Members Anderton Posted July 6, 2016 Members Posted July 6, 2016 Very interesting article in Music Business Worldwide that says YouTube is no longer the dominant source for those who stream music. Both YouTube and Vevo are lagging behind Spotify and Apple Music, which are growing at a much faster pace. It seems we've seen this before, when the novelty of music videos on MTV wore off and MTV went off in a different direction. Since getting Chromecast I've been watching a lot of Vevo, and I have to say, it does wear thin after a while. Although it's great if you're into soft core p*rn, audio is the theater of the mind...and the theater of the video director isn't necessarily better. In some cases it even clashes, like when you have certain associations with songs and when you see the video, you didn't really realize it was about goats having sex with vintage cars or whatever. The whole topic of how people "consume" music these days fascinates me. Maybe someday we'll return to the concept of people "listening" to music instead of "consuming" it, which always sounded kind of cheap to me.

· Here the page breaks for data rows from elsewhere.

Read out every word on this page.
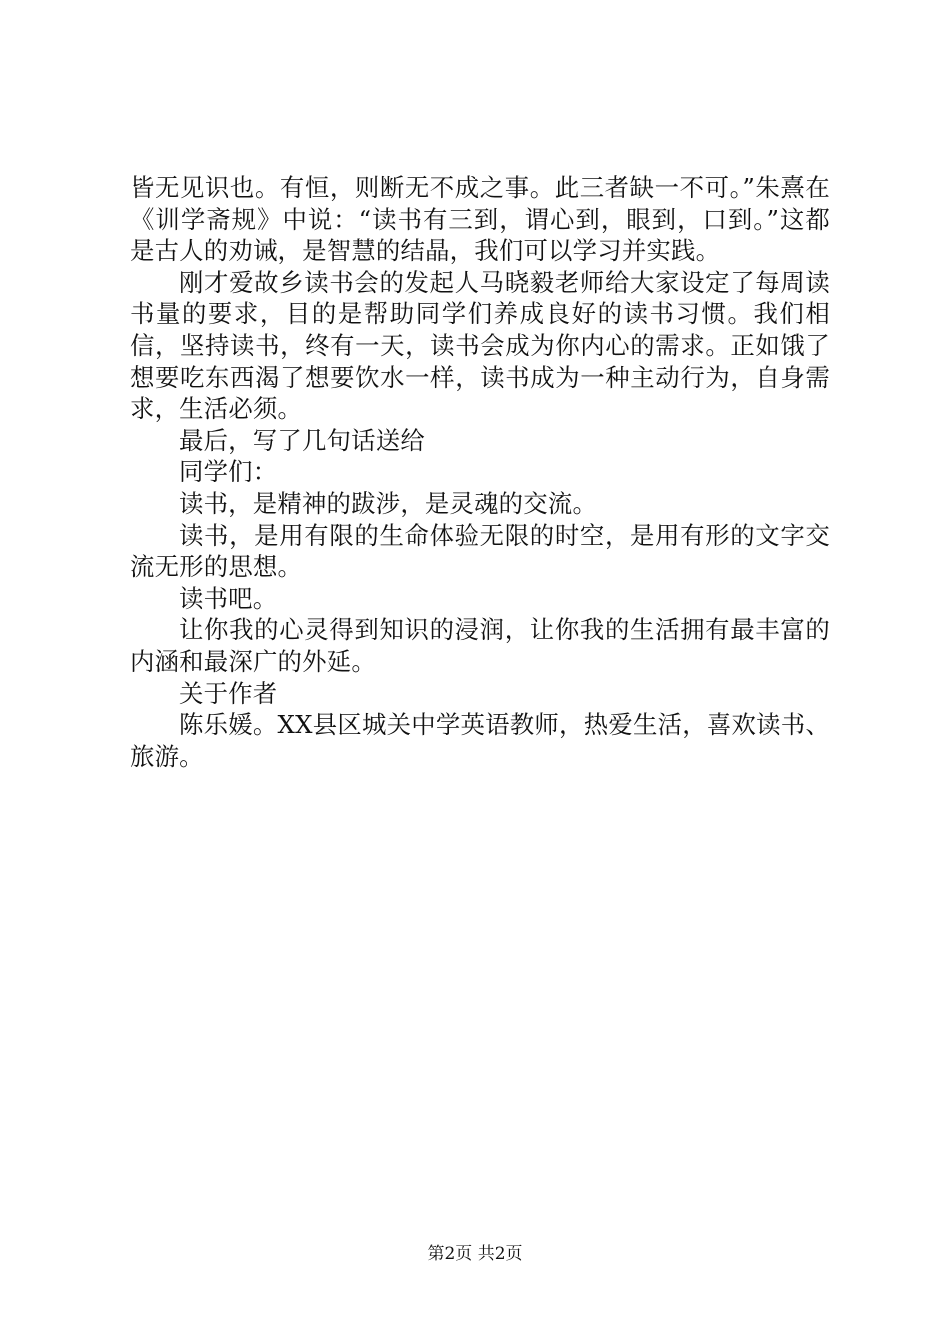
皆无见识也。有恒，则断无不成之事。此三者缺一不可。”朱熹在《训学斋规》中说：“读书有三到，谓心到，眼到，口到。”这都是古人的劝诫，是智慧的结晶，我们可以学习并实践。

刚才爱故乡读书会的发起人马晓毅老师给大家设定了每周读书量的要求，目的是帮助同学们养成良好的读书习惯。我们相信，坚持读书，终有一天，读书会成为你内心的需求。正如饿了想要吃东西渴了想要饮水一样，读书成为一种主动行为，自身需求，生活必须。

最后，写了几句话送给

同学们：

读书，是精神的跋涉，是灵魂的交流。

读书，是用有限的生命体验无限的时空，是用有形的文字交流无形的思想。

读书吧。

让你我的心灵得到知识的浸润，让你我的生活拥有最丰富的内涵和最深广的外延。

关于作者

陈乐媛。XX县区城关中学英语教师，热爱生活，喜欢读书、旅游。

第2页 共2页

Phil O'Keefe Posted July 6, 2016 Posted July 6, 2016 The main advantages of YouTube streaming IMHO have always been that 1) it's free, and 2) dang near any and everything is available there. The images are nearly always irrelevant to me. And as far as audio, Spotify often has better quality. YouTube is all over the place in that respect. Streaming is not the future - it's the present. Those who are concerned about sales-related charts, download counts and retail sales of physical "product" are living in the past.
CMS Author MikeRivers Posted July 7, 2016 CMS Author Posted July 7, 2016 When I search for a song by title, I'm often surprised to find it on YouTube and nowhere else on the web. But then I don't search for the newest music, I'm looking for the words to a song I remember from 30 or 40 75 years ago. Stuff that you couldn't upload to Spotify or Apple Music.